TO ACCOMPLISH IMPRESSIVE FEATS such as this, HLI needed two kinds of information: high-resolution sequencing of people’s individual genomes, as well as deep dives into each patient’s personal and medical history. Collectively, this is known as phenotypic data.
Phenotypic data synced a patient’s genome with the real world of his or her health and background. Was the person 20 years old or 60? Were they Olympic specimens, or did they have heart problems and arthritis? How tall were they? What did they eat? Were they obese or slim? Where did they come from and what was the health of their parents and siblings like? Did they have any diseases? Did their parents? Combining genomic and phenotypic information created what was known as an “integrated genome,” because it revealed both sides of the same human coin, and helped to match what you experienced in life with the details of your DNA.
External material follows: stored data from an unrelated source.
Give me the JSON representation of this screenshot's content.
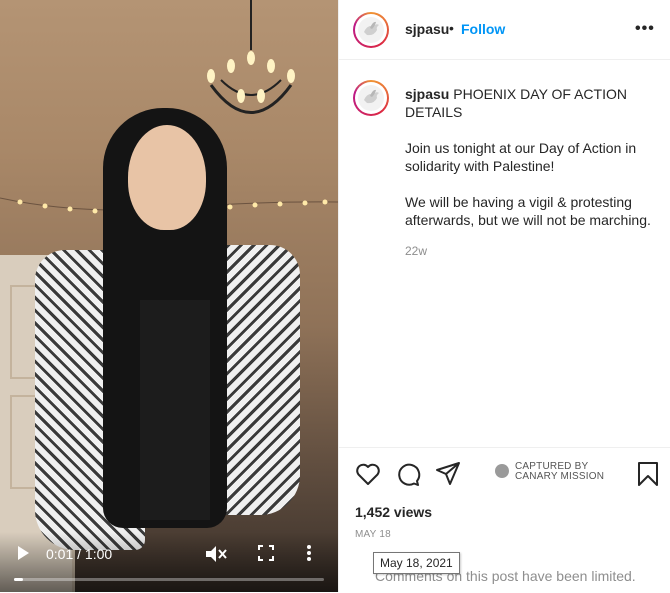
{
  "video": {
    "time": "0:01 / 1:00",
    "progress": 0.03
  },
  "header": {
    "username": "sjpasu",
    "dot": "•",
    "follow_label": "Follow",
    "options": "•••"
  },
  "caption": {
    "username": "sjpasu",
    "title": "PHOENIX DAY OF ACTION DETAILS",
    "para1": "Join us tonight at our Day of Action in solidarity with Palestine!",
    "para2": "We will be having a vigil & protesting afterwards, but we will not be marching.",
    "age": "22w"
  },
  "actions": {
    "watermark_line1": "CAPTURED BY",
    "watermark_line2": "CANARY MISSION",
    "views": "1,452 views",
    "date": "MAY 18",
    "tooltip": "May 18, 2021",
    "comments_limited": "Comments on this post have been limited."
  },
  "colors": {
    "accent": "#0095f6",
    "text": "#262626",
    "muted": "#8e8e8e"
  },
  "icons": [
    "play-icon",
    "mute-icon",
    "fullscreen-icon",
    "more-vertical-icon",
    "heart-icon",
    "comment-icon",
    "share-icon",
    "bookmark-icon",
    "dove-icon",
    "canary-logo-icon"
  ]
}
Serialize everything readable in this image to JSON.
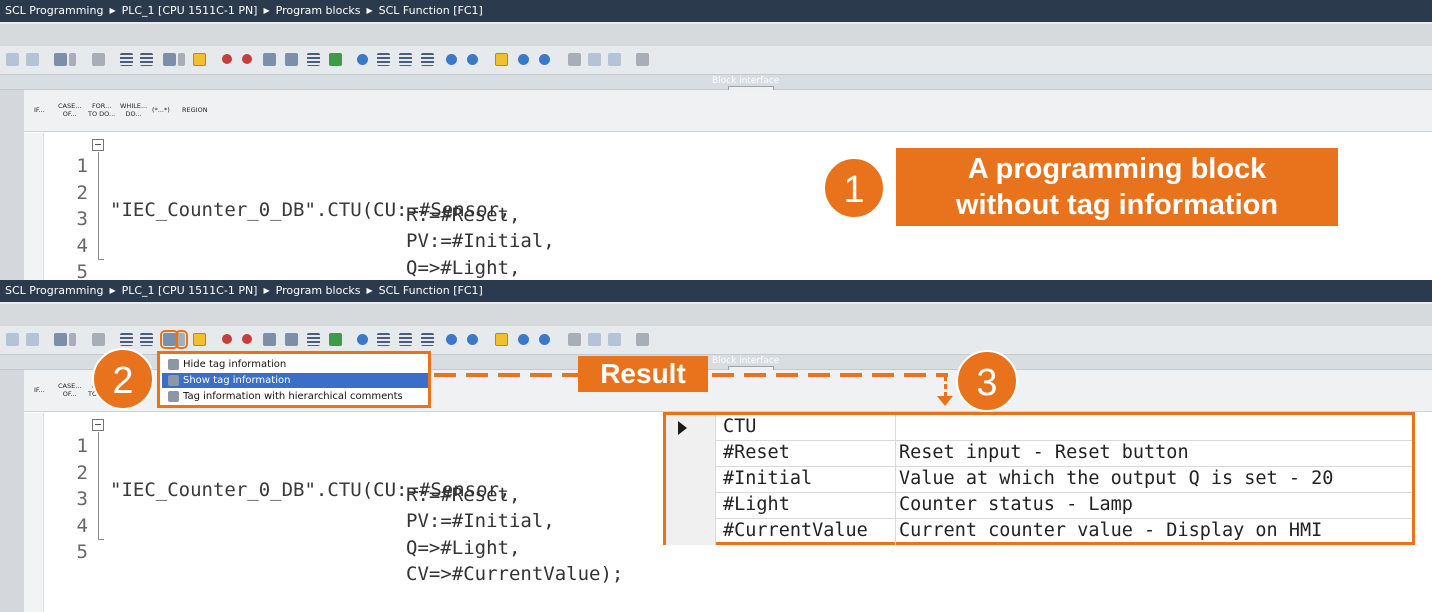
{
  "breadcrumb": [
    "SCL Programming",
    "PLC_1 [CPU 1511C-1 PN]",
    "Program blocks",
    "SCL Function [FC1]"
  ],
  "block_interface_label": "Block interface",
  "keywords": [
    {
      "l1": "IF...",
      "l2": ""
    },
    {
      "l1": "CASE...",
      "l2": "OF..."
    },
    {
      "l1": "FOR...",
      "l2": "TO DO..."
    },
    {
      "l1": "WHILE...",
      "l2": "DO..."
    },
    {
      "l1": "(*...*)",
      "l2": ""
    },
    {
      "l1": "REGION",
      "l2": ""
    }
  ],
  "code": {
    "line_numbers": [
      "1",
      "2",
      "3",
      "4",
      "5"
    ],
    "l1_str": "\"IEC_Counter_0_DB\"",
    "l1_dot": ".",
    "l1_fn": "CTU",
    "l1_rest": "(CU:=#Sensor,",
    "l2": "R:=#Reset,",
    "l3": "PV:=#Initial,",
    "l4": "Q=>#Light,",
    "l5": "CV=>#CurrentValue);"
  },
  "annotations": {
    "badge1": "1",
    "badge2": "2",
    "badge3": "3",
    "callout1_line1": "A programming block",
    "callout1_line2": "without tag information",
    "result_label": "Result",
    "accent": "#e8731c"
  },
  "menu": {
    "items": [
      "Hide tag information",
      "Show tag information",
      "Tag information with hierarchical comments"
    ],
    "selected_index": 1
  },
  "tag_info": {
    "rows": [
      {
        "name": "CTU",
        "comment": ""
      },
      {
        "name": "#Reset",
        "comment": "Reset input - Reset button"
      },
      {
        "name": "#Initial",
        "comment": "Value at which the output Q is set - 20"
      },
      {
        "name": "#Light",
        "comment": "Counter status - Lamp"
      },
      {
        "name": "#CurrentValue",
        "comment": "Current counter value - Display on HMI"
      }
    ]
  },
  "toolbar_icons": [
    "indent-icon",
    "outdent-icon",
    "insert-block-icon",
    "expand-icon",
    "align-icon",
    "list-icon",
    "tag-info-icon",
    "favorite-icon",
    "breakpoint-icon",
    "monitor-icon",
    "compare-icon",
    "bookmark-icon",
    "go-to-icon",
    "wrap-icon",
    "comment-icon",
    "uncomment-icon",
    "indent-right-icon",
    "format-icon",
    "level-icon",
    "goto-line-icon",
    "monitor-start-icon",
    "call-icon",
    "return-icon",
    "search-icon",
    "find-next-icon",
    "find-prev-icon",
    "lock-icon"
  ]
}
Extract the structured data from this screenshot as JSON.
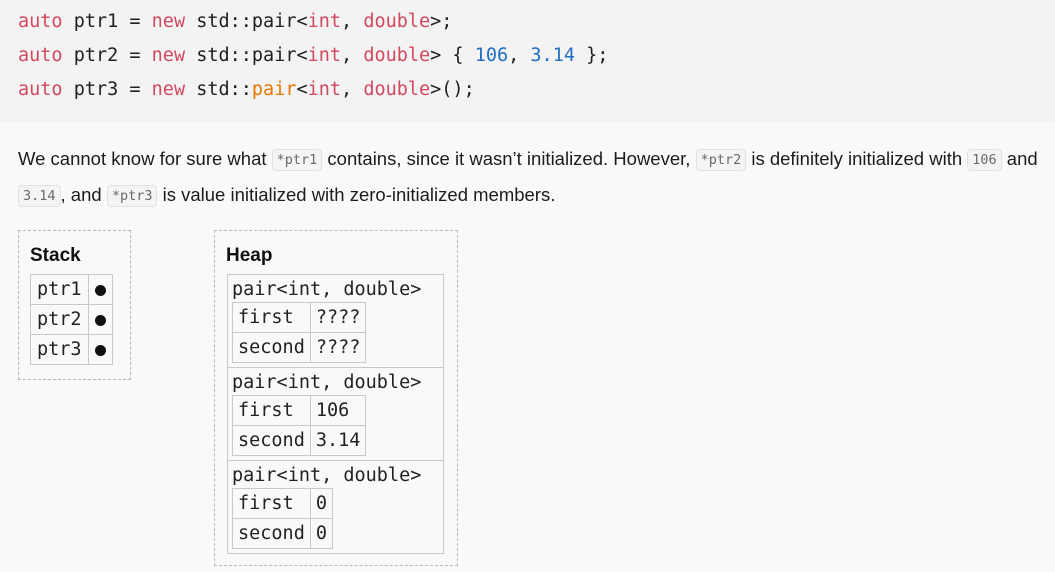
{
  "code": {
    "lines": [
      [
        {
          "t": "auto",
          "c": "kw"
        },
        {
          "t": " ptr1 = ",
          "c": "plain"
        },
        {
          "t": "new",
          "c": "kw"
        },
        {
          "t": " std::pair<",
          "c": "plain"
        },
        {
          "t": "int",
          "c": "ty"
        },
        {
          "t": ", ",
          "c": "plain"
        },
        {
          "t": "double",
          "c": "ty"
        },
        {
          "t": ">;",
          "c": "plain"
        }
      ],
      [
        {
          "t": "auto",
          "c": "kw"
        },
        {
          "t": " ptr2 = ",
          "c": "plain"
        },
        {
          "t": "new",
          "c": "kw"
        },
        {
          "t": " std::pair<",
          "c": "plain"
        },
        {
          "t": "int",
          "c": "ty"
        },
        {
          "t": ", ",
          "c": "plain"
        },
        {
          "t": "double",
          "c": "ty"
        },
        {
          "t": "> { ",
          "c": "plain"
        },
        {
          "t": "106",
          "c": "num"
        },
        {
          "t": ", ",
          "c": "plain"
        },
        {
          "t": "3.14",
          "c": "num"
        },
        {
          "t": " };",
          "c": "plain"
        }
      ],
      [
        {
          "t": "auto",
          "c": "kw"
        },
        {
          "t": " ptr3 = ",
          "c": "plain"
        },
        {
          "t": "new",
          "c": "kw"
        },
        {
          "t": " std::",
          "c": "plain"
        },
        {
          "t": "pair",
          "c": "fn"
        },
        {
          "t": "<",
          "c": "plain"
        },
        {
          "t": "int",
          "c": "ty"
        },
        {
          "t": ", ",
          "c": "plain"
        },
        {
          "t": "double",
          "c": "ty"
        },
        {
          "t": ">();",
          "c": "plain"
        }
      ]
    ]
  },
  "paragraph": {
    "t1": "We cannot know for sure what ",
    "c1": "*ptr1",
    "t2": " contains, since it wasn’t initialized. However, ",
    "c2": "*ptr2",
    "t3": " is definitely initialized with ",
    "c3": "106",
    "t4": " and ",
    "c4": "3.14",
    "t5": ", and ",
    "c5": "*ptr3",
    "t6": " is value initialized with zero-initialized members."
  },
  "stack": {
    "title": "Stack",
    "rows": [
      "ptr1",
      "ptr2",
      "ptr3"
    ]
  },
  "heap": {
    "title": "Heap",
    "blocks": [
      {
        "type": "pair<int, double>",
        "first_label": "first",
        "first": "????",
        "second_label": "second",
        "second": "????"
      },
      {
        "type": "pair<int, double>",
        "first_label": "first",
        "first": "106",
        "second_label": "second",
        "second": "3.14"
      },
      {
        "type": "pair<int, double>",
        "first_label": "first",
        "first": "0",
        "second_label": "second",
        "second": "0"
      }
    ]
  }
}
HLI’s massive, integrated genome enterprise was Sabatini’s Face Project all over again, writ large. That project had taken eight mind-searing months of unremitting machine learning. We broke the Cloud! And now Venter wanted to do the same thing, top to bottom, with hundreds of thousands of human genomes.
This idea went way back with Venter. One day, when we were talking in his HLI office, he told me in his inimitable way that it wasn’t as though creating the company had been “some kind of brain fart.” As far back as 18 years earlier, he had told the science journalist James Shreeve, “We’re going to be on the forefront of everything. We’re going to need to build the fastest computer in the world, with data production orders of magnitude bigger than anything else. We’re thinking on a different scale. Just doing the human genome and stopping there is way short of what can be accomplished.”
In the Venterian mind, health, aging, disease, and the genome were all variations on the same theme. Each revealed the other. It was just that it had taken a decade and a half for the world’s computing software to catch up. The need and the will had been there, but not certain resources—the technology and money. At last these had emerged too, so now it was time to succeed. And in his mind, the genome was the key: the wellspring of all human insight.
And so HLI’s machines had begun cranking out the trillions and trillions of bits of data that had for so long been hiding up evolution’s long and hoary sleeves. And, at last, they were unmasking more than a few of its stubborn secrets.